Auch wenn das Projekt sein erstes im Bereich von Kunst und Architektur ist, so kamen ihm, wie die Lösung beweist, seine Ausstellungserfahrungen mit raumbezogenen Präsentationen und situativen Eingriffen zu Hilfe. Erst sie ermöglichten ihm, Kriterien zu finden, die einerseits seinen künstlerischen Intentionen entsprechen, anderseits ebenso innerhalb der Baugestaltung als auch im Schulalltag funktionieren. Es waren drei Aspekte, auf die sich Reto Bollers Kriterienkatalog richtete:
- die Arbeit muss sich selbstverständlich darstellen
- sie muss ortsbezogen sein, d. h. mit dem Raum interagieren
- sie muss autonom sein, d. h. nicht Teil der Architektur, sondern sich als eigenständige Form behaupten.
Als Standort bot sich die große Wand im Treppenhaus an, weil sich hier die für die Wahrnehmung seiner Arbeiten wesentlichen Faktoren wie Licht, Farbe, Volumen und Raum integrieren ließen. Es ist eine Wand, die ebenso Tageslicht (Streiflicht) als indirektes Licht (diffuses Licht) erhält und einer ständigen Veränderung der Lichtverhältnisse (Wetterlage,Tageszeit, Jahreszeit) ausgesetzt ist. Sie ist Teil des Treppenhauses, das nicht für das Verweilen an Ort, sondern für das zirkuläre Sichbewegen im Raum angelegt ist. Sie nimmt einen einmaligen Platz ein, indem sie sich über zwei Geschosse erstreckt und, wenn auch zum Teil nur ausschnitthaft, von verschiedenen Blickwinkeln aus sichtbar ist. Als Vorgabe waren der Werkstoff der Wandfläche (Beton) und die Einfärbung der langen Korridorwand im ersten Stock (ein cremiger Rotton) in die Konzeption miteinzubeziehen.
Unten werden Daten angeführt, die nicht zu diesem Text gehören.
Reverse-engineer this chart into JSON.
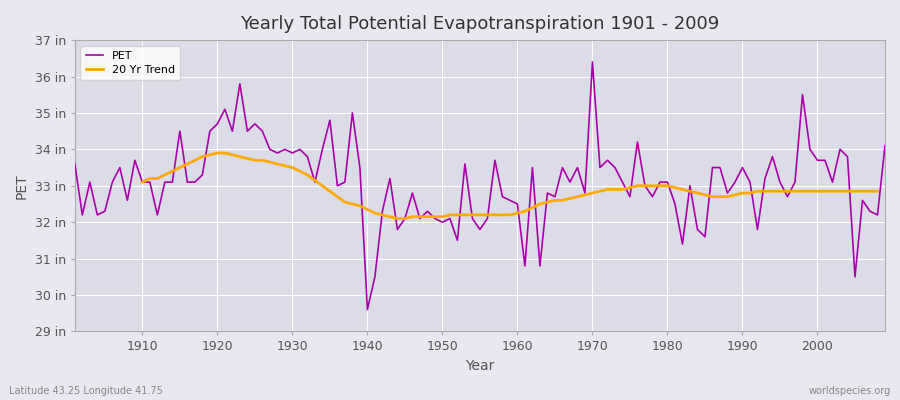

Reto Boller, bereits seit längerem mit der „Malerei im erweiterten Raum“ oder anders gesagt mit dem „Painting in the expanded field“ beschäftigt, verwirklichte ein Wandobjekt, dessen Oberflächenfärbung, -gestaltung und Form die spürbare Differenz zur Architektur markiert, die es als etwas Andersbeschaffenes von der minimalisierten, trockenen Architektur abhebt. Ungegenständlich, aber gegenstandserinnernd entspricht es der Bildform, die sein bisheriges Werk bestimmt, noch fremdartiger vielleicht, weil es sich nicht im Kunstkontext (einem Ausstellungsraum), sondern inmitten der täglichen Erfahrungswelt findet.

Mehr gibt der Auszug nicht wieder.